Ketika satu-satu teman-temannya bercerita tentang puber kedua, Calista hanya mendengarkan saja. Rasa-rasanya ia dan Danny jauh dari ‘gangguan hormonal’ seperti itu. Danny memang ganteng dan tambah matang di usianya yang masuk ke 43 bulan lalu. Ia sendiri merasa bahwa sekaranglah puncak hidupnya. Apalagi yang kurang dari hidupnya di usia ke-39? Kehidupan bahagia dan berkecukupan. Sepasang anak manis yang beranjak remaja. Seorang suami yang walaupun tak romantis tapi tetap penuh perhatian.

Hm... Calista menatap bayangan wajahnya di cermin. Rasa-rasanya akhir-akhir ini ia tak bisa lagi mengimbangi Danny. Bertahun-tahun mencoba mendandani Danny, yang didapatnya adalah kesuksesan besar. Penampilan Danny terlihat sangat padu dan sempurna. Makin menambah plus diri Danny yang memang sudah simpatik dari sononya. Danny pun memujanya sebagai perempuan yang tahu selera suami. Luar dalam. Membuatnya membumbung tinggi dan mulai berpendapat : “Ah! Sudah laku ini!” Dan ia baru tersadar ketika menemukan tiga helai uban di sela-sela rambut hitamnya.

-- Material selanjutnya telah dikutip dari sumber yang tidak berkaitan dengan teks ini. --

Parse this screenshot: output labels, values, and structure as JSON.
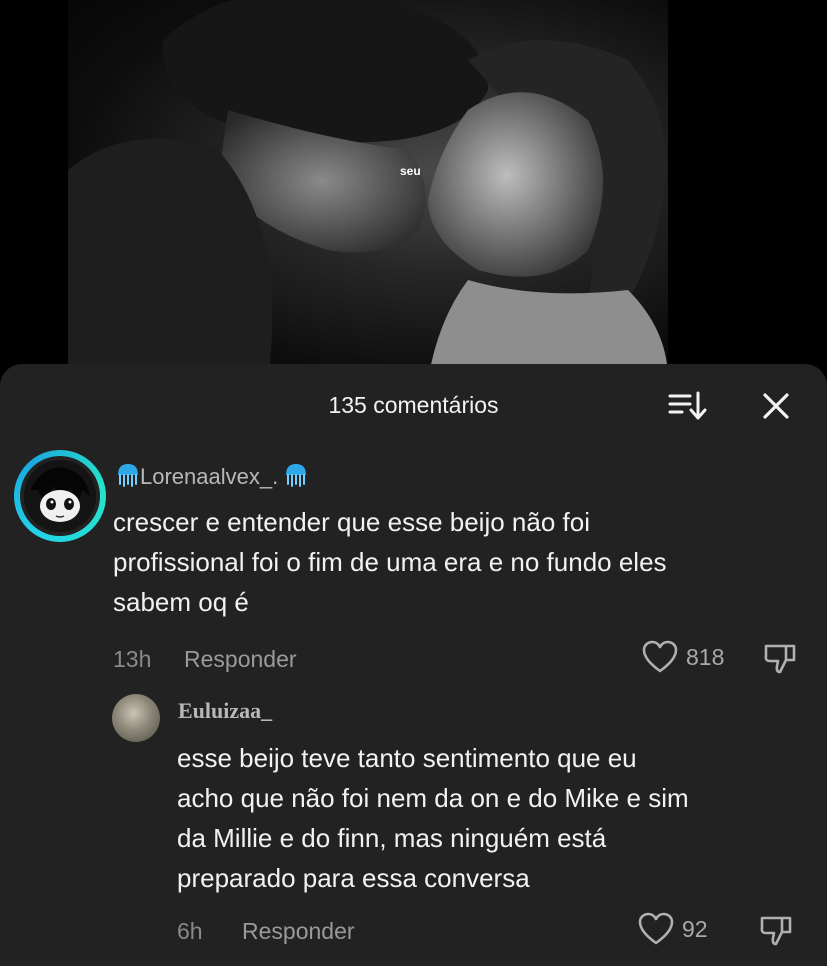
{
  "video": {
    "caption": "seu"
  },
  "comments_sheet": {
    "title": "135 comentários",
    "sort_icon": "sort-icon",
    "close_icon": "close-icon"
  },
  "comments": [
    {
      "username": "Lorenaalvex_.",
      "username_decor": "jellyfish-icon",
      "text": "crescer e entender que esse beijo não foi\nprofissional foi o fim de uma era e no fundo eles\nsabem oq é",
      "time": "13h",
      "reply_label": "Responder",
      "likes": "818"
    },
    {
      "username": "Euluizaa_",
      "text": "esse beijo teve tanto sentimento que eu\nacho que não foi nem da on e do Mike e sim\nda Millie e do finn, mas ninguém está\npreparado para essa conversa",
      "time": "6h",
      "reply_label": "Responder",
      "likes": "92"
    }
  ],
  "colors": {
    "sheet_bg": "#222222",
    "avatar_ring": "#23d5e8",
    "text": "#f2f2f2",
    "muted": "#8a8a8a"
  }
}
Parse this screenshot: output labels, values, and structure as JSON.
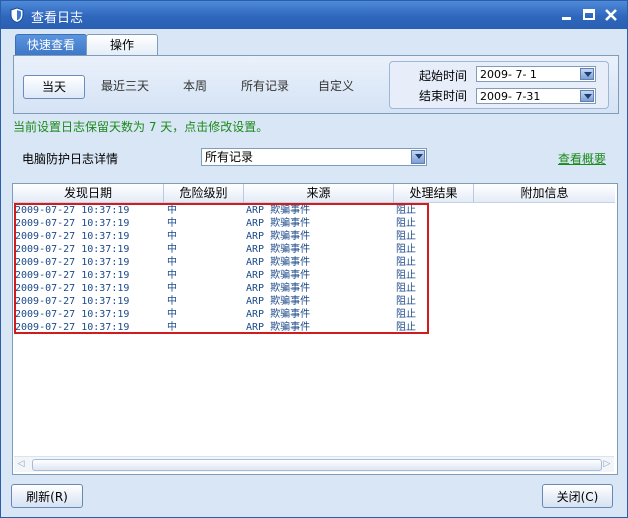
{
  "window": {
    "title": "查看日志"
  },
  "tabs": [
    {
      "label": "快速查看"
    },
    {
      "label": "操作"
    }
  ],
  "quick": [
    {
      "label": "当天"
    },
    {
      "label": "最近三天"
    },
    {
      "label": "本周"
    },
    {
      "label": "所有记录"
    },
    {
      "label": "自定义"
    }
  ],
  "dates": {
    "start_label": "起始时间",
    "start_value": "2009- 7- 1",
    "end_label": "结束时间",
    "end_value": "2009- 7-31"
  },
  "notice": "当前设置日志保留天数为 7 天，点击修改设置。",
  "filter": {
    "label": "电脑防护日志详情",
    "value": "所有记录",
    "link": "查看概要"
  },
  "columns": [
    "发现日期",
    "危险级别",
    "来源",
    "处理结果",
    "附加信息"
  ],
  "rows": [
    [
      "2009-07-27 10:37:19",
      "中",
      "ARP 欺骗事件",
      "阻止",
      ""
    ],
    [
      "2009-07-27 10:37:19",
      "中",
      "ARP 欺骗事件",
      "阻止",
      ""
    ],
    [
      "2009-07-27 10:37:19",
      "中",
      "ARP 欺骗事件",
      "阻止",
      ""
    ],
    [
      "2009-07-27 10:37:19",
      "中",
      "ARP 欺骗事件",
      "阻止",
      ""
    ],
    [
      "2009-07-27 10:37:19",
      "中",
      "ARP 欺骗事件",
      "阻止",
      ""
    ],
    [
      "2009-07-27 10:37:19",
      "中",
      "ARP 欺骗事件",
      "阻止",
      ""
    ],
    [
      "2009-07-27 10:37:19",
      "中",
      "ARP 欺骗事件",
      "阻止",
      ""
    ],
    [
      "2009-07-27 10:37:19",
      "中",
      "ARP 欺骗事件",
      "阻止",
      ""
    ],
    [
      "2009-07-27 10:37:19",
      "中",
      "ARP 欺骗事件",
      "阻止",
      ""
    ],
    [
      "2009-07-27 10:37:19",
      "中",
      "ARP 欺骗事件",
      "阻止",
      ""
    ]
  ],
  "buttons": {
    "refresh": "刷新(R)",
    "close": "关闭(C)"
  },
  "colors": {
    "titlebar": "#2f67bd",
    "highlight": "#d01c1c",
    "notice": "#1a8a1a"
  }
}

Calista terhenyak seketika. Uban? Di usia 39? Jawaban teman-temannya beragam. Alih-alih memberinya pencerahan. Semuanya malah membuatnya makin bingung.

“Aku sudah beruban sejak umur 28. Ha! Kamu nggak tahu kan? Itu sebabnya aku rajin mencat rambutku,” Hesti tertawa renyah.

“Hati-hati, Danny bisa menoleh ke arah lain lho...,” Lira mengedipkan sebelah mata.

“Kalau Danny menoleh ke arah lain, kenapa kamu enggak?” timpal Alexia, menambah keruwetan.

“Saatnya memperbaiki penampilan...,” celetuk Cissy, kalem. “Cat saja rambutmu. Habis perkara.”

Calista pusing seketika.

Dan akhir-akhir ini ia bukannya tak memperhatikan perubahan Danny. Sedikiiit perubahan. Hanya sedikit. Tapi cukup membuatnya mulai memikirkan ucapan teman-temannya tentang puber kedua. “Wajar...”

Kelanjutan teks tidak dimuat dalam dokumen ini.